At Northwestern, I would strive to become even more multifaceted and knowledgeable. In very few places can one encounter a program that focuses on all these facets, from singing to Shakespeare to psychosis. I can imagine myself thriving at Northwestern, knee-deep in coursework and loving every minute of it.

 

Tip: The above essay was modified below to answer another application's question that also asked her why she wanted to attend, this time to a program with different qualities. Only the parts highlighted in yellow have been modified.

Performing is the one thing I never tire of, and seeing others perform is like settling into a second home. I always look forward to diving headfirst into a new play or learning a new song and, quite often, it is the one thing that will get me out of bed in the morning after a long week. My parents tease that I spend more time in theaters, whether rehearsing for school musicals or viewing small shows downtown, than in my own bedroom. Now, after years of community theater, voice lessons, and acting classes, I want to be a part of this professional world myself.
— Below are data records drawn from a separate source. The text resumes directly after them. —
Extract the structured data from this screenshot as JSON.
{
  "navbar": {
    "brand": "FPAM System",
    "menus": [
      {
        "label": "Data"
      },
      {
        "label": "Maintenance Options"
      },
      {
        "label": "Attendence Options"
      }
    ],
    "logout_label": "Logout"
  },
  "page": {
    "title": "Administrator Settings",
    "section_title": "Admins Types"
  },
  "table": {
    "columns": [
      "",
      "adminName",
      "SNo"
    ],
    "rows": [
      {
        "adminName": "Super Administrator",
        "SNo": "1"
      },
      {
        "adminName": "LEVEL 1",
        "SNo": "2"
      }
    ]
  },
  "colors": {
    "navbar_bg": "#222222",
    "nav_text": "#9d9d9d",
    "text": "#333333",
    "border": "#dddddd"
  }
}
The Musical Theater department of the University of Michigan's school of Music, Theater, and Dance is outstanding and hardly rivaled in its comprehensiveness and intensity. What is most exciting is a student’s ability to participate in many shows throughout the year, from enormous extravaganzas to small student-directed plays. Here, the staff and students understand that Musical Theater devotees would be just as excited performing Bus Stop by William Inge as they would be tackling a role like Irena in The Three Sisters. In my ambitious theater fantasies, I’m playing Fanny Brice in Funny Girl and belting out D’s, and next Vivie in Mrs. Warren’s Profession. Michigan’s program encourages students to explore every facet of theater, promoting the importance of being not only knowledgeable, but also exceptionally competent in every aspect as well.
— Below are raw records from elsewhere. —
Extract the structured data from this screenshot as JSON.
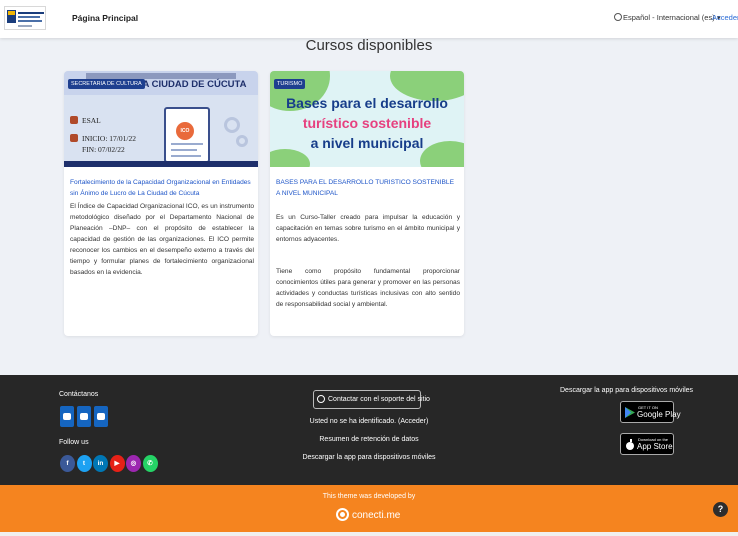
{
  "navbar": {
    "home_label": "Página Principal",
    "language_label": "Español - Internacional (es)",
    "login_label": "Acceder"
  },
  "section_title": "Cursos disponibles",
  "courses": [
    {
      "image": {
        "badge": "SECRETARIA DE CULTURA",
        "banner_text": "RO DE LA CIUDAD DE CÚCUTA",
        "info_1": "ESAL",
        "info_2": "INICIO: 17/01/22",
        "info_3": "FIN: 07/02/22",
        "seal": "ICO"
      },
      "title": "Fortalecimiento de la Capacidad Organizacional en Entidades sin Ánimo de Lucro de La Ciudad de Cúcuta",
      "description": "El Índice de Capacidad Organizacional ICO, es un instrumento metodológico diseñado por el Departamento Nacional de Planeación –DNP– con el propósito de establecer la capacidad de gestión de las organizaciones. El ICO permite reconocer los cambios en el desempeño externo a través del tiempo y formular planes de fortalecimiento organizacional basados en la evidencia."
    },
    {
      "image": {
        "badge": "TURISMO",
        "line_1": "Bases para el desarrollo",
        "line_2": "turístico sostenible",
        "line_3": "a nivel municipal"
      },
      "title": "BASES PARA EL DESARROLLO TURISTICO SOSTENIBLE A NIVEL MUNICIPAL",
      "description": "Es un Curso-Taller creado para impulsar la educación y capacitación en temas sobre turismo en el ámbito municipal y entornos adyacentes.",
      "description_2": "Tiene como propósito fundamental proporcionar conocimientos útiles para generar y promover en las personas actividades y conductas turísticas inclusivas con alto sentido de responsabilidad social y ambiental."
    }
  ],
  "footer": {
    "contact_title": "Contáctanos",
    "follow_title": "Follow us",
    "contact_icons": [
      "location-icon",
      "phone-icon",
      "mail-icon"
    ],
    "social": [
      {
        "icon": "facebook-icon",
        "glyph": "f",
        "color": "#3b5998"
      },
      {
        "icon": "twitter-icon",
        "glyph": "t",
        "color": "#1da1f2"
      },
      {
        "icon": "linkedin-icon",
        "glyph": "in",
        "color": "#0077b5"
      },
      {
        "icon": "youtube-icon",
        "glyph": "▶",
        "color": "#e62117"
      },
      {
        "icon": "instagram-icon",
        "glyph": "◎",
        "color": "#9c27b0"
      },
      {
        "icon": "whatsapp-icon",
        "glyph": "✆",
        "color": "#25d366"
      }
    ],
    "support_button": "Contactar con el soporte del sitio",
    "not_logged": "Usted no se ha identificado. (Acceder)",
    "data_retention": "Resumen de retención de datos",
    "mobile_app": "Descargar la app para dispositivos móviles",
    "apps_title": "Descargar la app para dispositivos móviles",
    "google_play_small": "GET IT ON",
    "google_play": "Google Play",
    "app_store_small": "Download on the",
    "app_store": "App Store"
  },
  "credits": {
    "developed_by": "This theme was developed by",
    "brand": "conecti.me"
  },
  "help_label": "?",
  "colors": {
    "accent_blue": "#1e55c8",
    "footer_bg": "#272727",
    "orange": "#f5841f"
  }
}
As someone who has been dancing since before she could pronounce en pointe, I know how important it is to experience a wide range of dance classes, and I feel a surge of excitement at the idea of taking courses that range from modern to tap to ballet. Such a wide spectrum is present in the acting curriculum, as well, with classes spanning from Shakespeare to Modern Drama. This assures that all students graduate with the ability to digest a piece of material from any style and era, and make it their own.
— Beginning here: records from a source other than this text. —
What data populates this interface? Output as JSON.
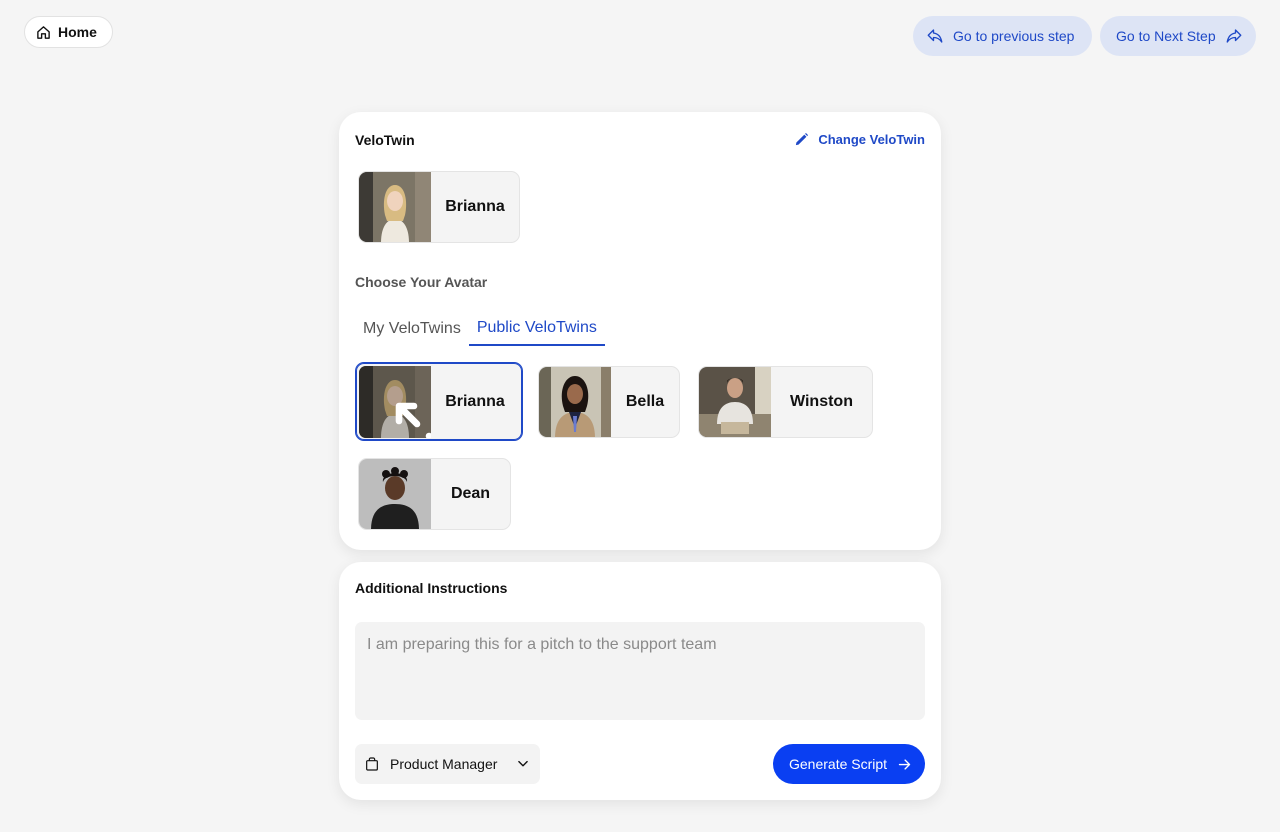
{
  "header": {
    "home_label": "Home",
    "prev_label": "Go to previous step",
    "next_label": "Go to Next Step"
  },
  "velotwin": {
    "title": "VeloTwin",
    "change_label": "Change VeloTwin",
    "current_name": "Brianna"
  },
  "avatars": {
    "section_label": "Choose Your Avatar",
    "tabs": [
      {
        "label": "My VeloTwins",
        "active": false
      },
      {
        "label": "Public VeloTwins",
        "active": true
      }
    ],
    "items": [
      {
        "name": "Brianna",
        "selected": true
      },
      {
        "name": "Bella",
        "selected": false
      },
      {
        "name": "Winston",
        "selected": false
      },
      {
        "name": "Dean",
        "selected": false
      }
    ]
  },
  "instructions": {
    "title": "Additional Instructions",
    "placeholder": "I am preparing this for a pitch to the support team",
    "value": "",
    "role_value": "Product Manager",
    "generate_label": "Generate Script"
  },
  "colors": {
    "accent": "#1f49c7",
    "primary_button": "#0a3ff2",
    "nav_button_bg": "#dde4f5"
  }
}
What is also thrilling is that, because this is not a conservatory, I would also have the ability to explore my other passion, psychology. My interest in psychology was piqued in middle school, as I wondered how the brain could be powerful enough to orchestrate the functions of the entire body. But what came to intrigue me more was discovering what happens when the brain does not work perfectly. My obsession with asylums and the mentally ill came on quickly and continues to have an inexplicable hold over me. My paperback copy of Mad in America: The Enduring Mistreatment of the Mentally Ill is so worn I fear it will fall apart in my hands. I can list the treatments and drugs used in asylums during almost any century. My friends find it terribly bizarre, but I someday hope to thrive in courses on clinical psychology and psychopathology.

At Michigan, I would strive to become even more multifaceted and knowledgeable. In very few places can one encounter a program that focuses on all these facets, from singing to Shakespeare to psychosis. I can imagine myself thriving at Michigan, knee-deep in coursework and loving every minute of it.